Lab Report: The Final Grade by Dr. Geoffrey Malafsky.
From the post:
We have completed our TechLab series with Cloudera. Its objective was to explore the ability of Hadoop in general, and Cloudera’s distribution in particular, to meet the growing need for rapid, secure, adaptive merging and correction of core corporate data. I call this Corporate Small Data which is:
“Structured data that is the fuel of an organization’s main activities, and whose problems with accuracy and trustworthiness are past the stage of being alleged. This includes financial, customer, company, inventory, medical, risk, supply chain, and other primary data used for decision making, applications, reports, and Business Intelligence. This is Small Data relative to the much ballyhooed Big Data of the Terabyte range.”1
Corporate Small Data does not include the predominant Big Data examples which are almost all stochastic use cases. These can succeed even if there is error in the source data and uncertainty in the results since the business objective is getting trends or making general associations. In stark contrast are deterministic use cases, where the ramifications for wrong results are severely negative, such as for executive decision making, accounting, risk management, regulatory compliance, and security.

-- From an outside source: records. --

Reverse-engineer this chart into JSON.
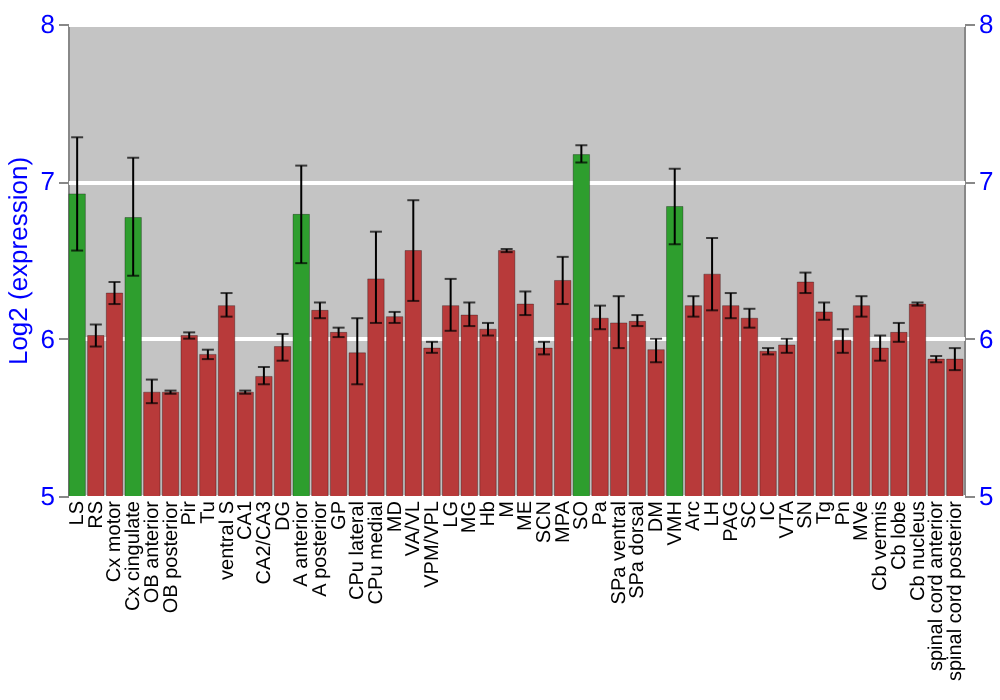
{
  "chart_data": {
    "type": "bar",
    "ylabel": "Log2 (expression)",
    "categories": [
      "LS",
      "RS",
      "Cx motor",
      "Cx cingulate",
      "OB anterior",
      "OB posterior",
      "Pir",
      "Tu",
      "ventral S",
      "CA1",
      "CA2/CA3",
      "DG",
      "A anterior",
      "A posterior",
      "GP",
      "CPu lateral",
      "CPu medial",
      "MD",
      "VA/VL",
      "VPM/VPL",
      "LG",
      "MG",
      "Hb",
      "M",
      "ME",
      "SCN",
      "MPA",
      "SO",
      "Pa",
      "SPa ventral",
      "SPa dorsal",
      "DM",
      "VMH",
      "Arc",
      "LH",
      "PAG",
      "SC",
      "IC",
      "VTA",
      "SN",
      "Tg",
      "Pn",
      "MVe",
      "Cb vermis",
      "Cb lobe",
      "Cb nucleus",
      "spinal cord anterior",
      "spinal cord posterior"
    ],
    "values": [
      6.92,
      6.02,
      6.29,
      6.77,
      5.66,
      5.66,
      6.02,
      5.9,
      6.21,
      5.66,
      5.76,
      5.95,
      6.79,
      6.18,
      6.04,
      5.91,
      6.38,
      6.14,
      6.56,
      5.94,
      6.21,
      6.15,
      6.06,
      6.56,
      6.22,
      5.94,
      6.37,
      7.17,
      6.13,
      6.1,
      6.11,
      5.93,
      6.84,
      6.21,
      6.41,
      6.21,
      6.13,
      5.92,
      5.96,
      6.36,
      6.17,
      5.99,
      6.21,
      5.94,
      6.04,
      6.22,
      5.87,
      5.87
    ],
    "colors": [
      "#2e9e2e",
      "#b83a3a",
      "#b83a3a",
      "#2e9e2e",
      "#b83a3a",
      "#b83a3a",
      "#b83a3a",
      "#b83a3a",
      "#b83a3a",
      "#b83a3a",
      "#b83a3a",
      "#b83a3a",
      "#2e9e2e",
      "#b83a3a",
      "#b83a3a",
      "#b83a3a",
      "#b83a3a",
      "#b83a3a",
      "#b83a3a",
      "#b83a3a",
      "#b83a3a",
      "#b83a3a",
      "#b83a3a",
      "#b83a3a",
      "#b83a3a",
      "#b83a3a",
      "#b83a3a",
      "#2e9e2e",
      "#b83a3a",
      "#b83a3a",
      "#b83a3a",
      "#b83a3a",
      "#2e9e2e",
      "#b83a3a",
      "#b83a3a",
      "#b83a3a",
      "#b83a3a",
      "#b83a3a",
      "#b83a3a",
      "#b83a3a",
      "#b83a3a",
      "#b83a3a",
      "#b83a3a",
      "#b83a3a",
      "#b83a3a",
      "#b83a3a",
      "#b83a3a",
      "#b83a3a"
    ],
    "errors": [
      [
        6.56,
        7.28
      ],
      [
        5.95,
        6.09
      ],
      [
        6.22,
        6.36
      ],
      [
        6.4,
        7.15
      ],
      [
        5.59,
        5.74
      ],
      [
        5.65,
        5.67
      ],
      [
        6.0,
        6.04
      ],
      [
        5.87,
        5.93
      ],
      [
        6.14,
        6.29
      ],
      [
        5.65,
        5.67
      ],
      [
        5.71,
        5.82
      ],
      [
        5.86,
        6.03
      ],
      [
        6.48,
        7.1
      ],
      [
        6.13,
        6.23
      ],
      [
        6.01,
        6.07
      ],
      [
        5.71,
        6.13
      ],
      [
        6.1,
        6.68
      ],
      [
        6.1,
        6.17
      ],
      [
        6.24,
        6.88
      ],
      [
        5.91,
        5.98
      ],
      [
        6.05,
        6.38
      ],
      [
        6.08,
        6.23
      ],
      [
        6.02,
        6.1
      ],
      [
        6.55,
        6.57
      ],
      [
        6.15,
        6.3
      ],
      [
        5.9,
        5.98
      ],
      [
        6.22,
        6.52
      ],
      [
        7.12,
        7.23
      ],
      [
        6.06,
        6.21
      ],
      [
        5.94,
        6.27
      ],
      [
        6.08,
        6.15
      ],
      [
        5.85,
        6.0
      ],
      [
        6.6,
        7.08
      ],
      [
        6.14,
        6.27
      ],
      [
        6.18,
        6.64
      ],
      [
        6.13,
        6.29
      ],
      [
        6.07,
        6.19
      ],
      [
        5.9,
        5.94
      ],
      [
        5.91,
        6.0
      ],
      [
        6.29,
        6.42
      ],
      [
        6.12,
        6.23
      ],
      [
        5.91,
        6.06
      ],
      [
        6.14,
        6.27
      ],
      [
        5.86,
        6.02
      ],
      [
        5.98,
        6.1
      ],
      [
        6.21,
        6.23
      ],
      [
        5.85,
        5.89
      ],
      [
        5.8,
        5.94
      ]
    ],
    "ylim": [
      5,
      8
    ],
    "yticks": [
      5,
      6,
      7,
      8
    ],
    "y2lim": [
      5,
      8
    ],
    "y2ticks": [
      5,
      6,
      7,
      8
    ],
    "grid": "y"
  }
}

Dr. Malafsky gives Cloudera high marks (A-) for use in enterprises and what he describes as “data normalization.” Not in the relational database sense but more in the data cleaning sense.
While testing a Cloudera distribution at your next data cleaning exercise, ask yourself this question: OK, the processing worked great, but how to I avoid collecting all the information I needed for this project, again in the future?